Roy Sebag, the founder of Goldmoney, tweeted Tuesday that some banks had decided to exit the bullion trading market after they failed to deliver physical gold at the time of settlement, which caused them to face heavy fines and financial losses. As a result, there is an acute shortage of physical gold in the American bullion market. He believes that banks were involved in an excessive short-selling of gold futures contracts, all without even possessing the underlying asset.

On March 11, 2020, Bloomberg reported a sharp rise in purchases of gold futures contracts. The LBMA, meanwhile, reported its highest ever daily trading volume as future contracts worth almost $100 billion were bought in a single day, presumably to save their capital from inflation. This shows that there is no liquidity problem in London as it is a major storage center for the precious metal.

American banks offering CME’s Comex contracts, however, likely oversold futures contracts without actually having the requisite physical gold in hand. Ownership of the underlying asset could be easily transferred if the New York-based exchange allows settlement using 400-ounce gold bars. The change in delivery terms would negate the need to melt the gold bars into 100-ounce bars.

On March 24, 2020, CME announced the launch of a new gold futures contract with delivery in 100-ounce, 400-ounce and 1-kilogram gold bars. The newly announced futures contract has its first expiry in April but it is not clear whether the change in delivery terms will be permitted for older contracts.

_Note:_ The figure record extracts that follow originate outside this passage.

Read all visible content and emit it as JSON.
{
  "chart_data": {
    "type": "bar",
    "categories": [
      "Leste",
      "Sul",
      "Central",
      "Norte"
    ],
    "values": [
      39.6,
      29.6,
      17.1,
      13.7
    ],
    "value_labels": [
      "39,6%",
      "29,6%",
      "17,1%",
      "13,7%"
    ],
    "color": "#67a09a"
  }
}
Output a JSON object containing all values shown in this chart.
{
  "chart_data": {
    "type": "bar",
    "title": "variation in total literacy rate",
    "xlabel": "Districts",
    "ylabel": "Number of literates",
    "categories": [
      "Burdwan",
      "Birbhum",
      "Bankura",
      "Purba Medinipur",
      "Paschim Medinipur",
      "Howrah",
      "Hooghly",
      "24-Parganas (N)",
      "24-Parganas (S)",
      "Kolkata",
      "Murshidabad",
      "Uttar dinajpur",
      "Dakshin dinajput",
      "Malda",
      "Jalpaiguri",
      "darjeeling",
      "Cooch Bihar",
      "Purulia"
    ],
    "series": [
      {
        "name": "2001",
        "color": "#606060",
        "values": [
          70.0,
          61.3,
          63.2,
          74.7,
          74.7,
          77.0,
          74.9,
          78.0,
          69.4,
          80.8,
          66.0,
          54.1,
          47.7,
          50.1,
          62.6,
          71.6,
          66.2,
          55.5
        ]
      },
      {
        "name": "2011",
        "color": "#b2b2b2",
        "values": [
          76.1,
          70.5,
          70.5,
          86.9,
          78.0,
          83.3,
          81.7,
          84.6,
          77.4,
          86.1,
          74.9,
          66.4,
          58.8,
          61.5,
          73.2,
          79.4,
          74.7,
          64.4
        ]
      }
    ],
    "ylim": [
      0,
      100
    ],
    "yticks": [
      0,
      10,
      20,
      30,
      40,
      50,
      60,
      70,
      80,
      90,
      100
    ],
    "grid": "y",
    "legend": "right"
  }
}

Cryptocurrency Market Offers Ray of Hopefor Distressed Investors

The latest series of events in London raise questions over gold’s status as a safe-haven asset during economic crises. For years, it was wrongly believed that the total supply of currency in a country’s banking system was directly proportional to its gold reserves.

The global recession of 2008 proved that the notion to be false as central banks engaged in unlimited printing of currency to combat any long-term slowdown, resulting in lower purchasing power and other detrimental side effects. This is because the total value of currency in circulation remains constant but the number of banknotes in circulation rises. As a result, inflation rises and prices of goods increase.

Cryptocurrencies are built on the principle of decentralization, which means that traders do not have to rely on an authority or third-party decision-maker. The public nature of blockchain technology, coupled with the presence of honest nodes, ensures no market manipulation takes place in the network. Unlike fiat currency, Bitcoin has a fixed supply and an inflation rate which will eventually go down to zero. There will never be more than 21 million bitcoins in circulation after the last unit is mined.

Futures contracts, on the other hand, are built on trust between two parties, while the liquidity is guaranteed by an exchange. If banks engage in selling of futures contracts without having the underlying asset, the bullion market could be decimated overnight. Equity markets have already witnessed sharp selling as the global economy is forecast to slide into another recession.

Precious metals and digital currencies are two assets that are limited in nature and their mining cannot be continued forever. Goods that are limited in nature command a premium over other assets and are considered as safe-haven in periods during economic contraction. However, unlike futures contracts, overselling can be eliminated in the cryptocurrency market.

Smart contracts built on blockchains such as Ethereum ensure that all parties own the underlying asset before initiating a trade. Every asset bought through such a smart contract is linked to the blockchain using a digital token and the ownership of such a token is enough to prove ownership of the underlying asset.

Traditionally, gold was considered to be the safest asset during times of economic upheaval. However, cryptocurrencies are legitimately scarce and traceable due to the public nature of their networks.

Institutional investors do not buy physical gold directly. Instead, they are dependent on custodians to handle their gold which could make the asset a risky proposition. Bitcoin and other digital currencies, however, do not require third party custodians and can be safely stored in a digital wallet. As a result, digital tokens make a more compelling case than even gold.